I read a very interesting book called Pain Free at Your PC (ISBN 0553380524 ) which says two (correction: three) interesting things: (Nobody expects TheSpanishInquisition!)

[1] Muscles can easily withstand repeated use. What they can't withstand is not being used at all. They atrophy. Since skeletal muscles come in opposed pairs, this means that when you use a group of muscles, the real cause of the pain may be that you are neglecting the opposite muscles in the pair. They atrophy and then when you do try to use them, pain occurs. Ergonomic keyboards which reduce and limit motion can actually make this problem worse.

[2] CarpalTunnelSyndrome is caused by bad posture. If you slump forward in your seat you can apply twenty or thirty pounds of body weight to your wrists. (You don't apply it to your hands because it would break your keyboard.) The carpal tunnel can easily withstand this, so there's no immediate pain, but it can't stand it for eight hours a day, every day. So if you sit with your back straight, allow your hands to hover over the keyboard while typing, and refrain from putting any weight on your wrists, your carpal tunnels will open up and your pain will decrease.

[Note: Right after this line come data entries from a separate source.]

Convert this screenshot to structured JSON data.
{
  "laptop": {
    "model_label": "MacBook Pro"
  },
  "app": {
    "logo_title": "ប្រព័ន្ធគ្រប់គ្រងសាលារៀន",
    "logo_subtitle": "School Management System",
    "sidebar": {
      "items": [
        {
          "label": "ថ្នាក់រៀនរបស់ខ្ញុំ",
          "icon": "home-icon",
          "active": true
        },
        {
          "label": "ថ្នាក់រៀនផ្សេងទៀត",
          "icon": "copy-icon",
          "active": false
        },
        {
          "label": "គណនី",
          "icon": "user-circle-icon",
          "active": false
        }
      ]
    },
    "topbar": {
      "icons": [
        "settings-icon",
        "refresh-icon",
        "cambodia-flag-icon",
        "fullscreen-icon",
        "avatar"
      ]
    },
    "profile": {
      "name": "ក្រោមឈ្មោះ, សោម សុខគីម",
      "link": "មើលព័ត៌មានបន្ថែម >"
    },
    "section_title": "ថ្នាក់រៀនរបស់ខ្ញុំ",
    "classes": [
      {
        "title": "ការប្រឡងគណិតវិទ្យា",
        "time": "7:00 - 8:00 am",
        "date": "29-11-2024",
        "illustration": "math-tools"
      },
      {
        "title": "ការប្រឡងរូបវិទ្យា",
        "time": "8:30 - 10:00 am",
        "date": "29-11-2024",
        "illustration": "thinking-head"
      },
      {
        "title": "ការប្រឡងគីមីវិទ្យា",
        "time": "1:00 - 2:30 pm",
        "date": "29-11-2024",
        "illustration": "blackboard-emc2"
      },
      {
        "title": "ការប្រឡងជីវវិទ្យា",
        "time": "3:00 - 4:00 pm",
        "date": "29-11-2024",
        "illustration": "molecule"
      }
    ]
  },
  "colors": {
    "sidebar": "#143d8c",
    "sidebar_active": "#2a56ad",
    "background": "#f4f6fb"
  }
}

and the edge of the table and only your hands hover over the keyboard. The weight shouldn't rest on the wrists but a longer part of the arm

[3] Bad posture is self-reinforcing. Maintaining proper posture requires the use of certain muscles, but if you slump in your seat a lot, and don't use those muscles, they atrophy, and it becomes harder and even slightly painful to maintain proper posture. This lack of proper posture can later cause you to have an accident during exercise or a sport, when proper posture is more important, or even just walking around. Knees and ankles and backs have to be aligned properly in order to bear loads, otherwise they can be damaged.

The book proposes a series of exercises designed to work those muscles which are traditionally neglected during computer use. I personally have never done them, because I don't have the hundred square feet of floor space required. Which is too bad.

IhaveThisBook? - and I would recommend it to anyone suffering from (even intermittent) pain. I don't do everything it recommends - but some of the regular exercises I DO do, I learnt from this book. YMMV. -- BevanArps

I got hurt (feet) doing one of the exercises in Pain Free at Your PC. I'd recommend Conquering Carpal Tunnel Syndrome by Sharon Butler. Massage, stretching, and relaxation techniques are helpful.

See also: ErgonomicKeyboard


Yoga and acupuncture are excellent aids for curing CTS.

SaysWho?? Some attributions/references would be useful here. I'm skeptical about this claim to cure. Good for pain relief, yeah, but cure? I'd like some proof please. -- BevanArps

Acupuncture is nonsense. While it might be difficult to believe that it didn't make your pain better, that's just human nature.

Re: "The rate of occurrence overall is 1 in 10. In the computer industry it's.... 1 in 10."

My anecdotal evidence is that it's higher. Many don't report it or keep it under the table for fear of being discarded for younglings.